Eduardo Urueta
Yo besé a la mujer más blanca del mundo
A Perla Edith, amiga mía.
 
 
Yo besé a la mujer más blanca del mundo
 Yo besé a la mujer de senos como dos órbitas, como dos pueblos en rueda. 
 Encima de su ropa, yo besaba su humor blanco. 
 Encima de mí, me besaba, 
 dispuesta a acudir a mi remedio de hombre jurisconsulto 
 con su boca de vino.
 Yo la besé muchas veces y vi sus ojos tan cerca que también eran navajas.

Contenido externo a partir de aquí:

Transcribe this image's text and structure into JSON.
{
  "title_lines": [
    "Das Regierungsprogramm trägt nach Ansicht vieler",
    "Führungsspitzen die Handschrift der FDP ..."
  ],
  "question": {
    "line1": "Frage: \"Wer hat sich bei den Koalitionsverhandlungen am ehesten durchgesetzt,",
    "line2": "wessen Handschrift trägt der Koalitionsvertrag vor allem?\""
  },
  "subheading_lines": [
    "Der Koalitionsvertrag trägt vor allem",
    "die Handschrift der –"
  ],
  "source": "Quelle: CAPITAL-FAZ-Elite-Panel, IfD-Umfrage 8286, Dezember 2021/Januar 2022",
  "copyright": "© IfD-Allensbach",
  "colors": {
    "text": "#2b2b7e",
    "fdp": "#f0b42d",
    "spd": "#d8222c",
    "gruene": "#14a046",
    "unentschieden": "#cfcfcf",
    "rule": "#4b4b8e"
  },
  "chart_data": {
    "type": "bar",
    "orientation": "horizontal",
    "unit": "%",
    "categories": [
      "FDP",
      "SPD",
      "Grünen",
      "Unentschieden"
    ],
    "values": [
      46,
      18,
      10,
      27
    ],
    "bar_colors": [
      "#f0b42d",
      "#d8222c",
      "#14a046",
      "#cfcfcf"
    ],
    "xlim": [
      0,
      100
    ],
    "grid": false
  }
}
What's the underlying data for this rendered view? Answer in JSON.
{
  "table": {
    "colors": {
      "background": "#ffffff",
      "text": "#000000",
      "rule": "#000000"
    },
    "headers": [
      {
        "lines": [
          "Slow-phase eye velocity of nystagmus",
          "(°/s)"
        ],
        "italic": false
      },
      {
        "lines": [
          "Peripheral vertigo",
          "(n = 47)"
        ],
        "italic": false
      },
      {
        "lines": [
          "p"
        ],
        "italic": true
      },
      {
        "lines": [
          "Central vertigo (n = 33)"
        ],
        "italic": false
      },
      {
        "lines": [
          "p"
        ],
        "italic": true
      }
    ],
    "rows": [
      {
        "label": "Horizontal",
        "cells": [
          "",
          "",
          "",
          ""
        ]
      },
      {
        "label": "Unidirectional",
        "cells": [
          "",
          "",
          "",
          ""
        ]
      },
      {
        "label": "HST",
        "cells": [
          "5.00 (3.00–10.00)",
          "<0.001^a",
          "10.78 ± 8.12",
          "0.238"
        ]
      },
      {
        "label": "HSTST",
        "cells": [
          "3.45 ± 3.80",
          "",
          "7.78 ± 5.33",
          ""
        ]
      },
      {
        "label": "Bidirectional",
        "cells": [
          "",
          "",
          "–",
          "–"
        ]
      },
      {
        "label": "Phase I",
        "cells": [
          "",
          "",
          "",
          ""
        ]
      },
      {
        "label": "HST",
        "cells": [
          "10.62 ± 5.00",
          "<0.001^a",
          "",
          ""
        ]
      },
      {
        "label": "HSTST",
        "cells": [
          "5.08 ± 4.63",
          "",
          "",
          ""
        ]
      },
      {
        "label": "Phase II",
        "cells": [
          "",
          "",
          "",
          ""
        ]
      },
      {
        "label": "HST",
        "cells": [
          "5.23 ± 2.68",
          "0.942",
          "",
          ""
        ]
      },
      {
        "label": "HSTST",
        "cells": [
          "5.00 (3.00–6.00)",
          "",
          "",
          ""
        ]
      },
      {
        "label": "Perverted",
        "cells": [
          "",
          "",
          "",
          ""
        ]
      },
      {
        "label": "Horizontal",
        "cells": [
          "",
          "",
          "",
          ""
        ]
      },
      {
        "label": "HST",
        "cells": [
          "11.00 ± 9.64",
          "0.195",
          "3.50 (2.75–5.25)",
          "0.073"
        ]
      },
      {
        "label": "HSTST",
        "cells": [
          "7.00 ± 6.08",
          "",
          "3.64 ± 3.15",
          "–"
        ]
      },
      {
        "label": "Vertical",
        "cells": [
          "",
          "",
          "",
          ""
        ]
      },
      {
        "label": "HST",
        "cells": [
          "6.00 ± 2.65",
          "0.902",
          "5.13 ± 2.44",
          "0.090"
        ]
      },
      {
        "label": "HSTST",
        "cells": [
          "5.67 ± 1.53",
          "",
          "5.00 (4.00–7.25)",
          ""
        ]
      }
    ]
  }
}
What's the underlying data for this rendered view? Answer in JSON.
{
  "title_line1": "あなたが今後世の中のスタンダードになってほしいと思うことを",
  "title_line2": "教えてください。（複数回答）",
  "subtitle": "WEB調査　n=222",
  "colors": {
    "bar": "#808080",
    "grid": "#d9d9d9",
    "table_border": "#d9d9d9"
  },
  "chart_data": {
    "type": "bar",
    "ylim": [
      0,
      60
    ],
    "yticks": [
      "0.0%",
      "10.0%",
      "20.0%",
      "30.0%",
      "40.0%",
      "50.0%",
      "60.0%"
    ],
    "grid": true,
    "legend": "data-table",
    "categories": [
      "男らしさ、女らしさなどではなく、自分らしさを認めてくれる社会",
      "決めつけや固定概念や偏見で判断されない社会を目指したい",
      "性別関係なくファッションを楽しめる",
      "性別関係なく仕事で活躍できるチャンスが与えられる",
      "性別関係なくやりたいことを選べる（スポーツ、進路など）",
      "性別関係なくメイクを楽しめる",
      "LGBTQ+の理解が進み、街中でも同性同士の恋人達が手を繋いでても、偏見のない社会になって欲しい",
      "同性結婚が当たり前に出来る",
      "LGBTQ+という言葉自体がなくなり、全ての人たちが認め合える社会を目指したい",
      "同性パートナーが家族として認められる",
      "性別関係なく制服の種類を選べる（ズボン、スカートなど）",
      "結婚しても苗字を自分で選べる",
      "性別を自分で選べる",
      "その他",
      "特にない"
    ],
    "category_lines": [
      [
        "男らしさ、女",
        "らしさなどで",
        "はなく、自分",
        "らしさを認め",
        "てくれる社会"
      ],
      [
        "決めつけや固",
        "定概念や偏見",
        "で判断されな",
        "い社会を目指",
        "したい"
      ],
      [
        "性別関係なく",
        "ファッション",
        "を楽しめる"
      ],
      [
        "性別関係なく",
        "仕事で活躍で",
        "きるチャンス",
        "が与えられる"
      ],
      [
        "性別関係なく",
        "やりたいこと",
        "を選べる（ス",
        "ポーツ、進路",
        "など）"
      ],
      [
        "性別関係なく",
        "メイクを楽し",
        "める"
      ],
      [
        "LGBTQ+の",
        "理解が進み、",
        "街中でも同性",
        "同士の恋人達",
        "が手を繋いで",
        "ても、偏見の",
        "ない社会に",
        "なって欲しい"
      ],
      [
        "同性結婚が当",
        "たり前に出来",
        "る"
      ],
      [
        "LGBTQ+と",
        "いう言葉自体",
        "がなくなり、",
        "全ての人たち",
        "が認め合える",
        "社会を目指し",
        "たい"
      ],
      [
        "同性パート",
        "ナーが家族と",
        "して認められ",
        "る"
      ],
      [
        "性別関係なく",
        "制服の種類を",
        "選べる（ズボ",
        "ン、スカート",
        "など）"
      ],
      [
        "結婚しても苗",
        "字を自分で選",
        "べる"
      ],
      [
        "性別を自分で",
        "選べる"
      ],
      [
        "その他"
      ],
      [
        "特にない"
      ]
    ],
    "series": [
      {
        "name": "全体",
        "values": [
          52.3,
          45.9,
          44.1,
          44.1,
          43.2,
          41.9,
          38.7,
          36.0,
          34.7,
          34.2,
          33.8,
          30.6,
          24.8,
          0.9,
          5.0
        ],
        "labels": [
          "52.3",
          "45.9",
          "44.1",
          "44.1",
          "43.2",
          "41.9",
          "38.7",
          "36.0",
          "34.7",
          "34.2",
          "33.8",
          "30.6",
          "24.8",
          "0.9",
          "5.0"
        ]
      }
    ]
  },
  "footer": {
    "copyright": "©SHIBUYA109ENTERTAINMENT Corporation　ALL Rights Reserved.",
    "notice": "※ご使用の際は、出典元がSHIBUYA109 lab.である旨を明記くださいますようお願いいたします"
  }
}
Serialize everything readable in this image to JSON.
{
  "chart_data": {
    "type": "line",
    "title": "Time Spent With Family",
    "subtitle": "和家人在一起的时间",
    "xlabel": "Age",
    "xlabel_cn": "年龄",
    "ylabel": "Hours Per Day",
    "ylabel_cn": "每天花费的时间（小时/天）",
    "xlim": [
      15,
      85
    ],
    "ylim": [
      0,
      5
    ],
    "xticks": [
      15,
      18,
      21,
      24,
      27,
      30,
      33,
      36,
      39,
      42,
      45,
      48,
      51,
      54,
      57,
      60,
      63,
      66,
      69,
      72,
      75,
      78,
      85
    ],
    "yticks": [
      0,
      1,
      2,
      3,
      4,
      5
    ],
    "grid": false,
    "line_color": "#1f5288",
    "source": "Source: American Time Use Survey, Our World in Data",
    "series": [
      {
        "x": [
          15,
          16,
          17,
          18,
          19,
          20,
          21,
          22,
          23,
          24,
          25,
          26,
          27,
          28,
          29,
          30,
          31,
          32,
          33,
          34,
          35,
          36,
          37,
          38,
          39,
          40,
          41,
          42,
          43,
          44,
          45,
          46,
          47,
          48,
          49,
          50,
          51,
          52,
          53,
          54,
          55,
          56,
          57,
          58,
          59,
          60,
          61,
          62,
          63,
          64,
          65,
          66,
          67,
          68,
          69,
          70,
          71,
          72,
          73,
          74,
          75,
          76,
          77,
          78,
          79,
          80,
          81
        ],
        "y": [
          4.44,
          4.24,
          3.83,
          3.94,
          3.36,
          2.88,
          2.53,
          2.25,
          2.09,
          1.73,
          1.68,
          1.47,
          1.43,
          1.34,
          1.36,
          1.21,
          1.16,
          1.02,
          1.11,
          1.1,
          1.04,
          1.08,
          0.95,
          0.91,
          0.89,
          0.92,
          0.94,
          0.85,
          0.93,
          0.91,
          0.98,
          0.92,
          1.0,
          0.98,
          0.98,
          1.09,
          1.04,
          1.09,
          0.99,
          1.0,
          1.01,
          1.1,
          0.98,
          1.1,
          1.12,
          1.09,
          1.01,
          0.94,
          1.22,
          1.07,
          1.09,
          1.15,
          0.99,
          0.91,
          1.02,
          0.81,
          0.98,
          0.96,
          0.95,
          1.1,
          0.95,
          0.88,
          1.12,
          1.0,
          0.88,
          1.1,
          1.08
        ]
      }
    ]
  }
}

 Yo me desconcerté por su ala laminada, donde habitarían dos hijos, en calor de mama; cuando toqué su espalda de muro de muñeca.
 
 Ella me sacudía, arriba de la hierva, y abajo del kilómetro
 Su nariz de sal, su rostro de mar, su hálito de palabra mojada que fumó  algunas veces y que construyó nebulosas insatisfechas, su cabello  estropeado por la inteligencia y por el largo sueño que merecía, cuando  hacía de sus ojos, palabras de libro; Yo me empuñé, cuando ella quiso,  cuando los dos, en Azcapotzalco, hacíamos de las hormigas casas rojas  con su menstruación prohibida pero caliente.
 
 Yo me sentía, rama de algodonal, para flor
 Yo me sentía cielo, para nube
 Yo me sentía montaña alta, para nieve
 Yo me sentía oscuridad, para la mujer más blanca del mundo
 Yo me sentía un club de sus espigas.
 
 Algunas veces me ignoró el llanto, e hizo bien, el río que se quedó dentro,
 es el hielo donde, cada día, escurren los propósitos de amor que ya dejamos.